= Institute of Scientific and Technical Communicators =

The Institute of Scientific and Technical Communicators (ISTC) is the UK's largest professional association for those involved in technical communication and information design. It encourages professional education and standards, provides guidance about the value of using professional communicators, and provides research resources and networking opportunities for its members and affiliates.

==History==
The ISTC as it is today was created in 1972 from an amalgamation of three associations: the Presentation of Technical Information Group (founded in 1948), the Technical Publications Association and the Institute of Technical Publicity & Publications. The institute was incorporated as a limited company on 19 July 1972.

Presidents of the ISTC
- 2021-2025: Linda Robins
- 2017-2020: Carol Leahy
- 2014-2017: Alison Peck
- 2010-2014: Paul Ballard
- 2007–2010: Simon Butler
- 2002-2007: Gavin Ireland
- 2000-2002: Iain Wright
- 1998-2000: Anke Harris
- 1996-1998: Gerry Gentle
- 1995-1996: Dave Griffiths
- 1993-1995: Peter Greenfield
- 1991-1993: Ray Green
- 1988-1991: Dennis Reeder
- 1985-1988: Ray Burgess
- 1982-1985: Ted (E N) White
- 1980-1982: J D McIntosh
- 1978-1980: Allen Finch
- 1976-1978: Graham (R G) Martyr
- 1972-1976: Major Horace Hockley

==Governance==
The ISTC is managed by its council, with day-to-day running handled by a professional administration company. Members have the opportunity to contribute their ideas, skills and time to specific Steering Groups and can stand for Council.

The ISTC is a member of the Professional Associations Research Network (PARN). This organisation provides a network for professional bodies and offers services and events on subjects such as governance, Continuing Professional Development, ethics and standards, and member relations. The ISTC was one of the sponsors of a project in 2006 to explore the issues affecting professional associations as they grow.
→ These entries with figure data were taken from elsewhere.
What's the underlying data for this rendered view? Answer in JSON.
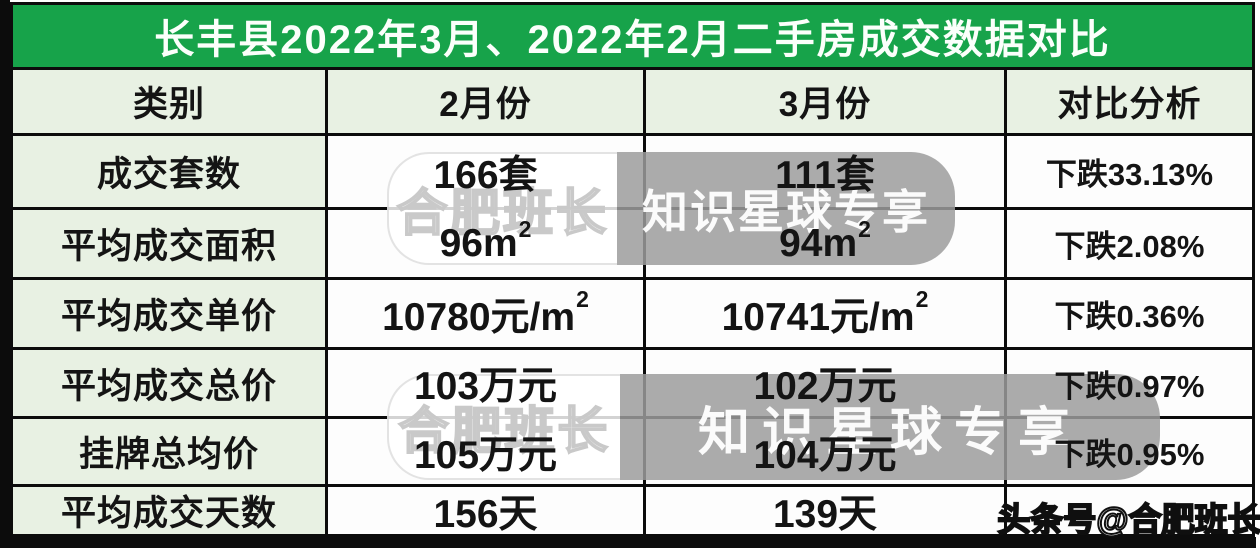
{
  "title": "长丰县2022年3月、2022年2月二手房成交数据对比",
  "table": {
    "headers": [
      "类别",
      "2月份",
      "3月份",
      "对比分析"
    ],
    "rows": [
      {
        "label": "成交套数",
        "feb": "166套",
        "mar": "111套",
        "analysis": "下跌33.13%"
      },
      {
        "label": "平均成交面积",
        "feb": "96m",
        "feb_sup": "2",
        "mar": "94m",
        "mar_sup": "2",
        "analysis": "下跌2.08%"
      },
      {
        "label": "平均成交单价",
        "feb": "10780元/m",
        "feb_sup": "2",
        "mar": "10741元/m",
        "mar_sup": "2",
        "analysis": "下跌0.36%"
      },
      {
        "label": "平均成交总价",
        "feb": "103万元",
        "mar": "102万元",
        "analysis": "下跌0.97%"
      },
      {
        "label": "挂牌总均价",
        "feb": "105万元",
        "mar": "104万元",
        "analysis": "下跌0.95%"
      },
      {
        "label": "平均成交天数",
        "feb": "156天",
        "mar": "139天",
        "analysis": ""
      }
    ]
  },
  "watermarks": {
    "pill_left_text": "合肥班长",
    "pill_right_text": "知识星球专享",
    "corner_text": "头条号@合肥班长"
  },
  "colors": {
    "title_green": "#17a34a",
    "light_green": "#e8f1e3",
    "border_black": "#0c0c0c",
    "cell_white": "#fdfdfd"
  },
  "chart_data": {
    "type": "table",
    "title": "长丰县2022年3月、2022年2月二手房成交数据对比",
    "columns": [
      "类别",
      "2月份",
      "3月份",
      "对比分析"
    ],
    "rows": [
      [
        "成交套数",
        "166套",
        "111套",
        "下跌33.13%"
      ],
      [
        "平均成交面积",
        "96m²",
        "94m²",
        "下跌2.08%"
      ],
      [
        "平均成交单价",
        "10780元/m²",
        "10741元/m²",
        "下跌0.36%"
      ],
      [
        "平均成交总价",
        "103万元",
        "102万元",
        "下跌0.97%"
      ],
      [
        "挂牌总均价",
        "105万元",
        "104万元",
        "下跌0.95%"
      ],
      [
        "平均成交天数",
        "156天",
        "139天",
        ""
      ]
    ]
  }
}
The ISTC has a Code of Professional Practice, with which it expects its members to comply. This was developed in accordance with research carried out by PARN and its author was cited in PARN's third book on ethics.

==Membership==
Technical communication encompasses a wide range of activities, all with the common thread of communicating complex or important information in the most effective way for the reader. Technical communicators create information that affects people in virtually every industry and area of society. Examples of roles that may be involved in technical communication are:

- Technical writing
- Technical illustration
- Indexing
- Editing
- Instructional design
- Information architecture
- Single source publishing
- Environmental, safety and health communication
- Management

The ISTC offers several grades of individual membership. There are two corporate grades, Member (MISTC) and Fellow (FISTC), and two non-corporate grades, Associate and Student. Corporate grades are entitled to vote at the ISTC's AGM. Members cite a sense of community as an important factor in their continued membership.

Organisations can join the ISTC as Business Affiliates.

==Publications==
The ISTC publishes periodicals and books:
- a quarterly journal, Communicator (ISSN 0953-3699)
- a monthly newsletter, InfoPlus+
- a handbook comprising essays from a range of practitioners, Professional Communication and Information Design (ISBN 0-9506459-5-8)
- an overview of the role of XML in the profession, XML in Technical Communication.(ISBN 978-0-9506459-7-1)

==Events==
The ISTC organises an annual conference, Technical Communication UK, which is held in September.

==Awards==
The ISTC makes annual awards:
- UK Technical Communication Awards (formerly the ISTC Documentation Awards) for deliverables in five classes
- Horace Hockley Award for contribution to the profession
- Mike Austin Award for contribution to the ISTC

==International==
The ISTC participates in the international technical communication profession through its membership of two umbrella organisations:
- INTECOM
- TCeurope

The ISTC was one of the founder members of both organisations, INTECOM in 1970 and TCeurope in 2002.